Question

Integrate (x+sinx)/(1+cosx)

Answer 1

maybe expanding it would help

x sin x
-------- + ---------
1 + cos x 1 + cos x

Answer 2

- just a thought...

Answer 3

Let \(u=\tan\dfrac{x}{2}\), or \(x=2\arctan u\), so that \(dx=\dfrac{2}{1+u^2}\,du\).
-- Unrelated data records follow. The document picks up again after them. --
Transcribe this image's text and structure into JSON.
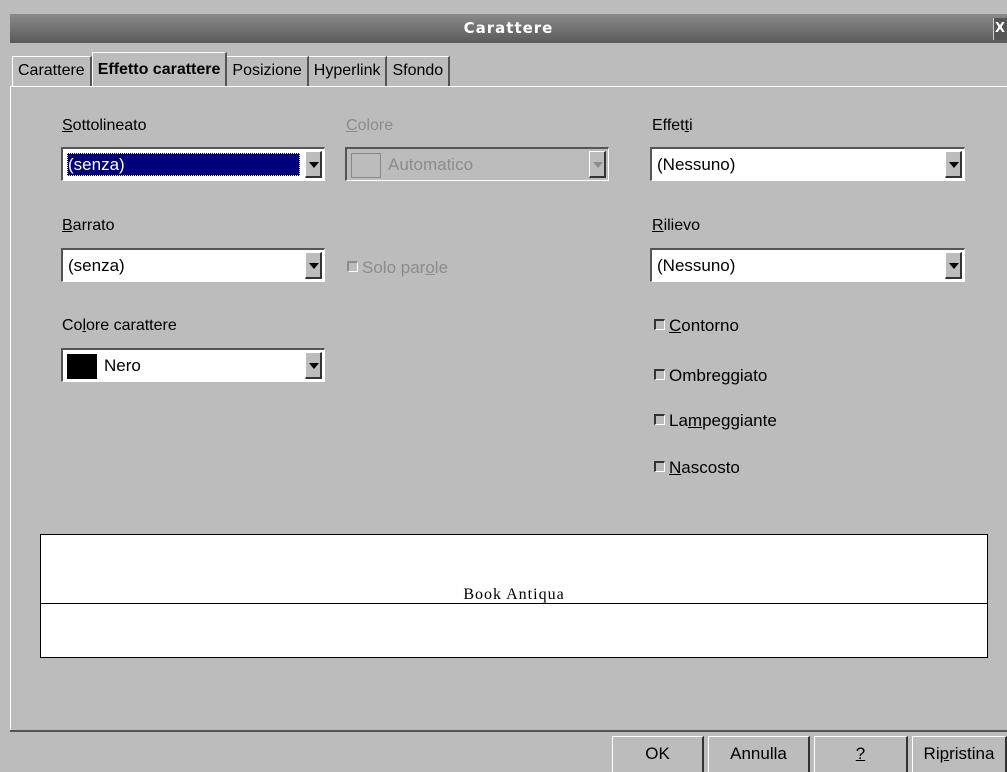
{
  "window": {
    "title": "Carattere",
    "close_glyph": "X"
  },
  "tabs": [
    {
      "label": "Carattere"
    },
    {
      "label": "Effetto carattere",
      "active": true
    },
    {
      "label": "Posizione"
    },
    {
      "label": "Hyperlink"
    },
    {
      "label": "Sfondo"
    }
  ],
  "underline": {
    "mnemonic": "S",
    "label_rest": "ottolineato",
    "value": "(senza)"
  },
  "color": {
    "mnemonic": "C",
    "label_rest": "olore",
    "value": "Automatico",
    "disabled": true
  },
  "effects": {
    "label_pre": "Effet",
    "mnemonic": "t",
    "label_post": "i",
    "value": "(Nessuno)"
  },
  "strikethrough": {
    "mnemonic": "B",
    "label_rest": "arrato",
    "value": "(senza)"
  },
  "words_only": {
    "label_pre": "Solo par",
    "mnemonic": "o",
    "label_post": "le",
    "disabled": true
  },
  "relief": {
    "mnemonic": "R",
    "label_rest": "ilievo",
    "value": "(Nessuno)"
  },
  "font_color": {
    "label_pre": "Co",
    "mnemonic": "l",
    "label_post": "ore carattere",
    "value": "Nero",
    "swatch_color": "#000000"
  },
  "checkboxes": {
    "outline": {
      "mnemonic": "C",
      "label_rest": "ontorno"
    },
    "shadow": {
      "label_pre": "Ombre",
      "mnemonic": "g",
      "label_post": "giato"
    },
    "blinking": {
      "label_pre": "La",
      "mnemonic": "m",
      "label_post": "peggiante"
    },
    "hidden": {
      "mnemonic": "N",
      "label_rest": "ascosto"
    }
  },
  "preview": {
    "text": "Book Antiqua"
  },
  "buttons": {
    "ok": "OK",
    "cancel": "Annulla",
    "help": "?",
    "reset_pre": "Ri",
    "reset_mnemonic": "p",
    "reset_post": "ristina"
  },
  "colors": {
    "selection": "#00007c",
    "background": "#bcbcbc",
    "disabled_text": "#8c8c8c"
  }
}
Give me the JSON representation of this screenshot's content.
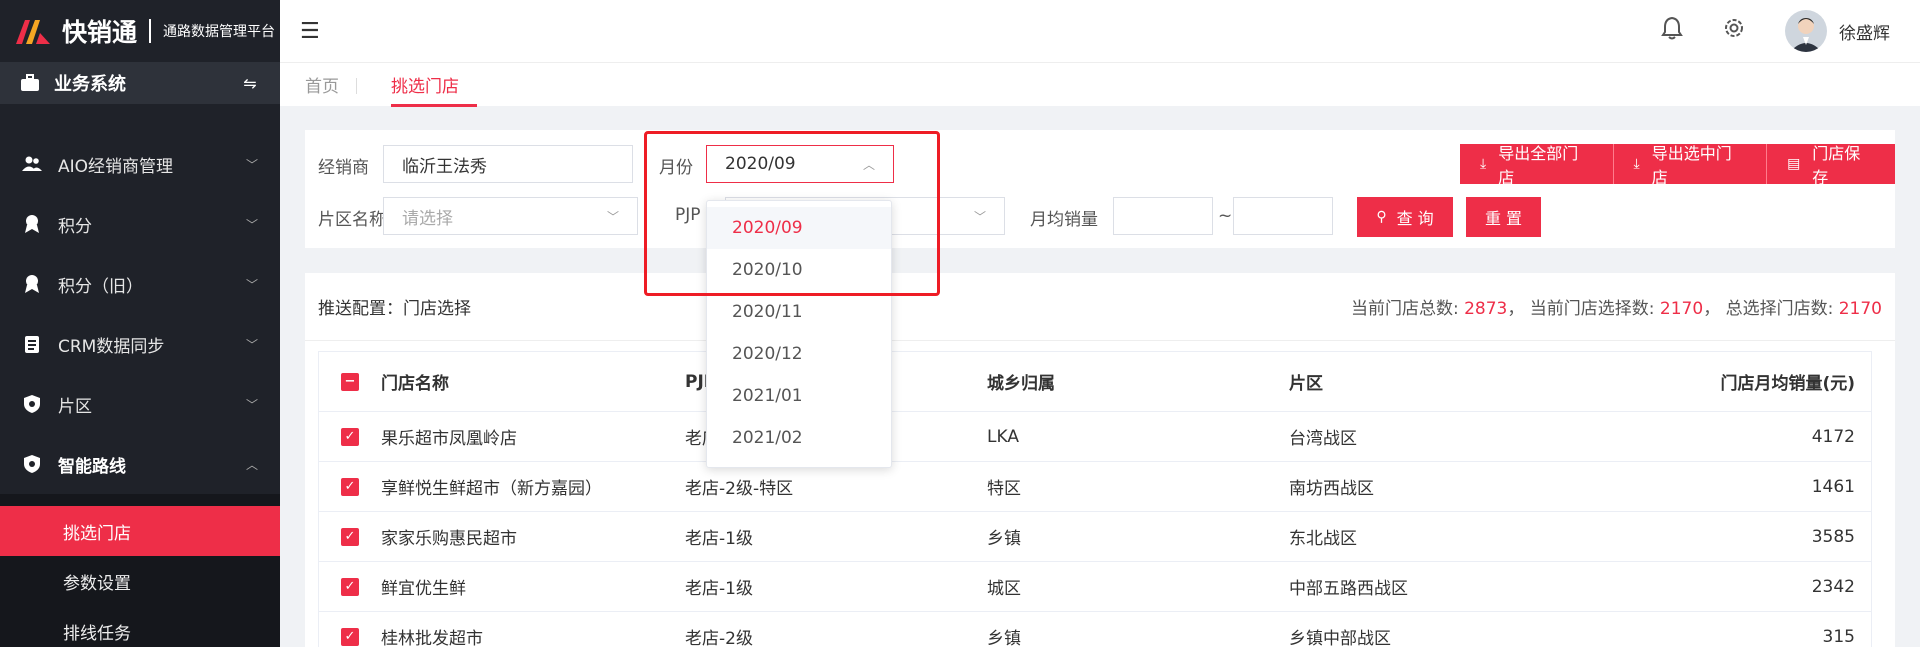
{
  "brand": {
    "name": "快销通",
    "subtitle": "通路数据管理平台"
  },
  "sidebar": {
    "system_label": "业务系统",
    "items": [
      {
        "label": "AIO经销商管理",
        "icon": "users-icon"
      },
      {
        "label": "积分",
        "icon": "award-icon"
      },
      {
        "label": "积分（旧）",
        "icon": "award-icon"
      },
      {
        "label": "CRM数据同步",
        "icon": "clipboard-icon"
      },
      {
        "label": "片区",
        "icon": "shield-icon"
      },
      {
        "label": "智能路线",
        "icon": "shield-icon"
      }
    ],
    "subitems": [
      {
        "label": "挑选门店",
        "active": true
      },
      {
        "label": "参数设置",
        "active": false
      },
      {
        "label": "排线任务",
        "active": false
      }
    ]
  },
  "header": {
    "username": "徐盛辉"
  },
  "tabs": [
    {
      "label": "首页",
      "active": false
    },
    {
      "label": "挑选门店",
      "active": true
    }
  ],
  "filters": {
    "distributor_label": "经销商",
    "distributor_value": "临沂王法秀",
    "month_label": "月份",
    "month_value": "2020/09",
    "area_label": "片区名称",
    "area_placeholder": "请选择",
    "pjp_label": "PJP",
    "avg_sales_label": "月均销量",
    "range_sep": "~",
    "query_label": "查 询",
    "reset_label": "重 置",
    "export_all_label": "导出全部门店",
    "export_selected_label": "导出选中门店",
    "save_label": "门店保存"
  },
  "month_options": [
    "2020/09",
    "2020/10",
    "2020/11",
    "2020/12",
    "2021/01",
    "2021/02"
  ],
  "summary": {
    "title": "推送配置：门店选择",
    "total_label": "当前门店总数:",
    "total_value": "2873",
    "selected_label": "当前门店选择数:",
    "selected_value": "2170",
    "all_selected_label": "总选择门店数:",
    "all_selected_value": "2170",
    "comma": "，"
  },
  "table": {
    "columns": [
      "门店名称",
      "PJP",
      "城乡归属",
      "片区",
      "门店月均销量(元)"
    ],
    "rows": [
      [
        "果乐超市凤凰岭店",
        "老店",
        "LKA",
        "台湾战区",
        "4172"
      ],
      [
        "享鲜悦生鲜超市（新方嘉园）",
        "老店-2级-特区",
        "特区",
        "南坊西战区",
        "1461"
      ],
      [
        "家家乐购惠民超市",
        "老店-1级",
        "乡镇",
        "东北战区",
        "3585"
      ],
      [
        "鲜宜优生鲜",
        "老店-1级",
        "城区",
        "中部五路西战区",
        "2342"
      ],
      [
        "桂林批发超市",
        "老店-2级",
        "乡镇",
        "乡镇中部战区",
        "315"
      ]
    ]
  },
  "colors": {
    "accent": "#ee2e48",
    "sidebar": "#1f2229"
  }
}
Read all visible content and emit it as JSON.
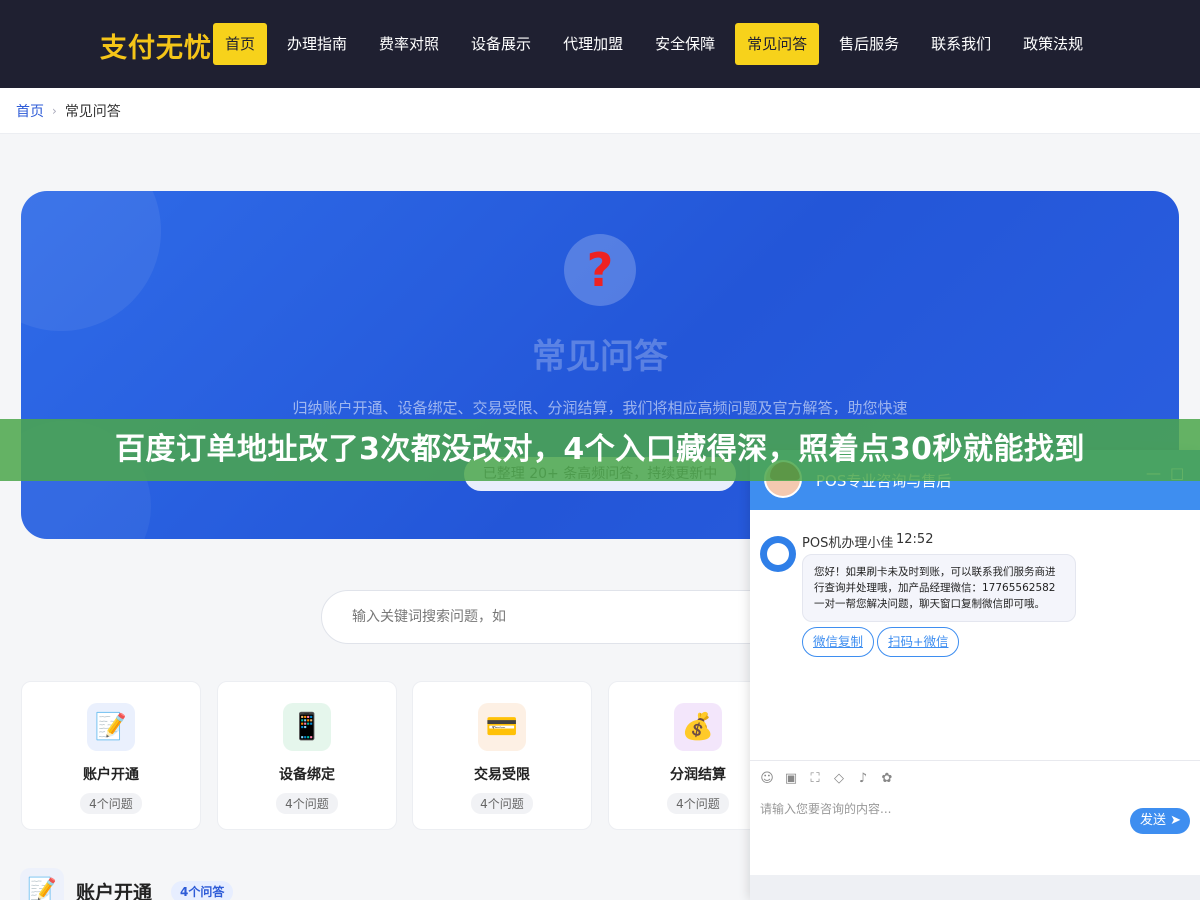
{
  "nav": {
    "logo": "支付无忧",
    "items": [
      {
        "label": "首页",
        "active": true
      },
      {
        "label": "办理指南",
        "active": false
      },
      {
        "label": "费率对照",
        "active": false
      },
      {
        "label": "设备展示",
        "active": false
      },
      {
        "label": "代理加盟",
        "active": false
      },
      {
        "label": "安全保障",
        "active": false
      },
      {
        "label": "常见问答",
        "active": true
      },
      {
        "label": "售后服务",
        "active": false
      },
      {
        "label": "联系我们",
        "active": false
      },
      {
        "label": "政策法规",
        "active": false
      }
    ],
    "active_color": "#f7d21b"
  },
  "breadcrumb": {
    "home": "首页",
    "current": "常见问答"
  },
  "hero": {
    "title": "常见问答",
    "desc": "归纳账户开通、设备绑定、交易受限、分润结算，我们将相应高频问题及官方解答，助您快速",
    "pill": "已整理 20+ 条高频问答，持续更新中"
  },
  "search": {
    "placeholder": "输入关键词搜索问题，如"
  },
  "categories": [
    {
      "name": "账户开通",
      "count": "4个问题",
      "icon": "memo-icon"
    },
    {
      "name": "设备绑定",
      "count": "4个问题",
      "icon": "phone-icon"
    },
    {
      "name": "交易受限",
      "count": "4个问题",
      "icon": "card-icon"
    },
    {
      "name": "分润结算",
      "count": "4个问题",
      "icon": "moneybag-icon"
    }
  ],
  "section": {
    "title": "账户开通",
    "badge": "4个问答"
  },
  "chat": {
    "title": "POS专业咨询与售后",
    "agent_name": "POS机办理小佳",
    "time": "12:52",
    "message": "您好！如果刷卡未及时到账，可以联系我们服务商进行查询并处理哦，加产品经理微信：17765562582 一对一帮您解决问题，聊天窗口复制微信即可哦。",
    "btn_copy": "微信复制",
    "btn_scan": "扫码+微信",
    "input_placeholder": "请输入您要咨询的内容...",
    "send": "发送",
    "min": "—",
    "max": "□"
  },
  "banner": {
    "text": "百度订单地址改了3次都没改对，4个入口藏得深，照着点30秒就能找到"
  }
}
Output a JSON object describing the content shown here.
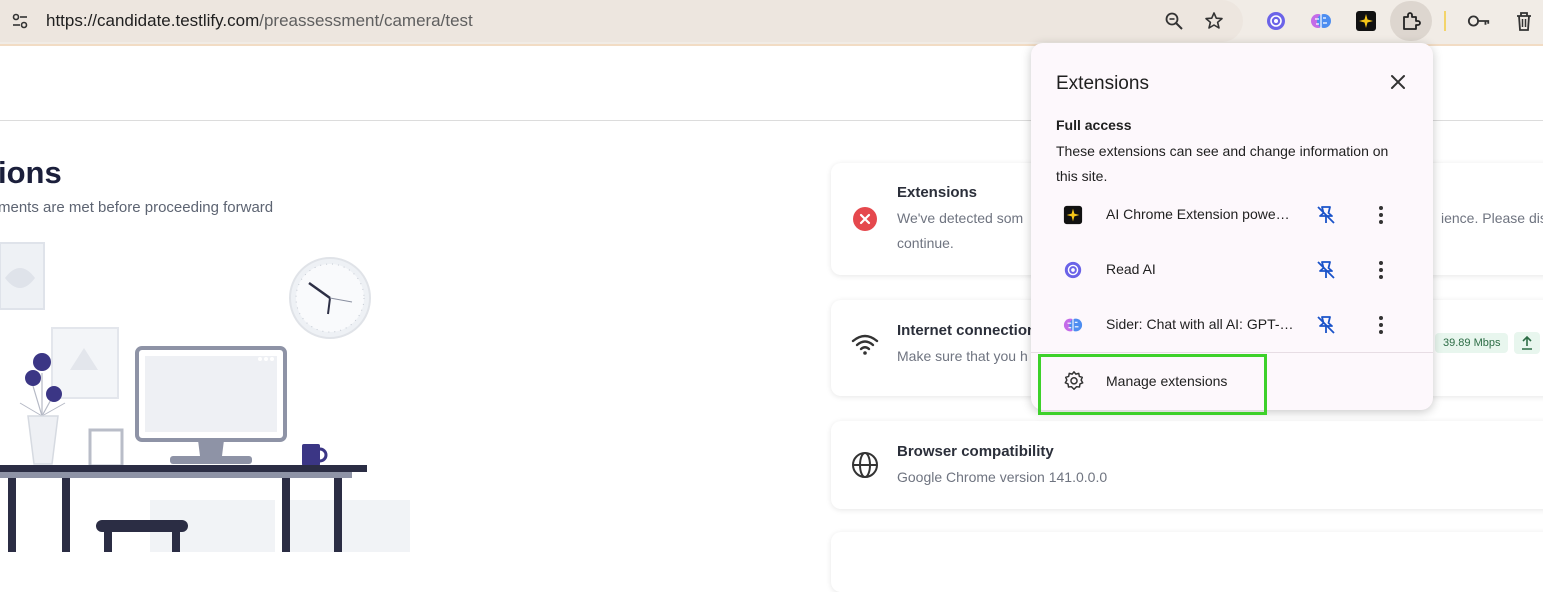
{
  "browser": {
    "url_host": "https://candidate.testlify.com",
    "url_path": "/preassessment/camera/test",
    "icons": [
      "tune-icon",
      "zoom-icon",
      "star-icon",
      "read-ai-icon",
      "sider-icon",
      "ai-chrome-extension-icon",
      "puzzle-icon",
      "key-icon",
      "trash-icon"
    ]
  },
  "page": {
    "title": "ions",
    "subtitle": "ments are met before proceeding forward"
  },
  "checks": [
    {
      "title": "Extensions",
      "text_line1": "We've detected som",
      "text_line1_end": "ience. Please disa",
      "text_line2": "continue.",
      "status": "error",
      "status_color": "#e5484d"
    },
    {
      "title": "Internet connection",
      "text_line1": "Make sure that you h",
      "download_speed": "39.89 Mbps"
    },
    {
      "title": "Browser compatibility",
      "text_line1": "Google Chrome version 141.0.0.0"
    }
  ],
  "popup": {
    "title": "Extensions",
    "section_title": "Full access",
    "section_desc": "These extensions can see and change information on this site.",
    "extensions": [
      {
        "name": "AI Chrome Extension powe…",
        "icon": "sparkle-icon"
      },
      {
        "name": "Read AI",
        "icon": "read-ai-icon"
      },
      {
        "name": "Sider: Chat with all AI: GPT-…",
        "icon": "sider-brain-icon"
      }
    ],
    "manage_label": "Manage extensions"
  },
  "colors": {
    "accent_highlight": "#3dd12a",
    "error": "#e5484d",
    "title_navy": "#1b1f3b"
  }
}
Since \(\tan\dfrac{x}{2}=u\), it follows that \(\sin\dfrac{x}{2}=\dfrac{u}{\sqrt{1+u^2}}\) and \(\cos\dfrac{x}{2}=\dfrac{1}{\sqrt{1+u^2}}\).

Recall some identities:
\[\begin{align*}\sin x&=\sin\left(2\times\frac{x}{2}\right)\\[1ex]&=2\sin\frac{x}{2}\cos\frac{x}{2}\\[1ex]&=\frac{2u}{1+u^2}\\[2ex]
\cos x&=\cos\left(2\times\frac{x}{2}\right)\\[1ex]&=\cos^2\frac{x}{2}-\sin^2\frac{x}{2}\\[1ex]&=\frac{1-u^2}{1+u^2}\end{align*}\]
All this to say that
\[\int\frac{x+\sin x}{1+\cos x}\,dx=\int\frac{2\arctan u+\dfrac{2u}{1+u^2}}{1+\dfrac{1-u^2}{1+u^2}}\times\frac{2}{1+u^2}\,du\]
We're in luck - this simplifies nicely:
\[4\int\left(\arctan u+\dfrac{u}{1+u^2}\right)\,du\]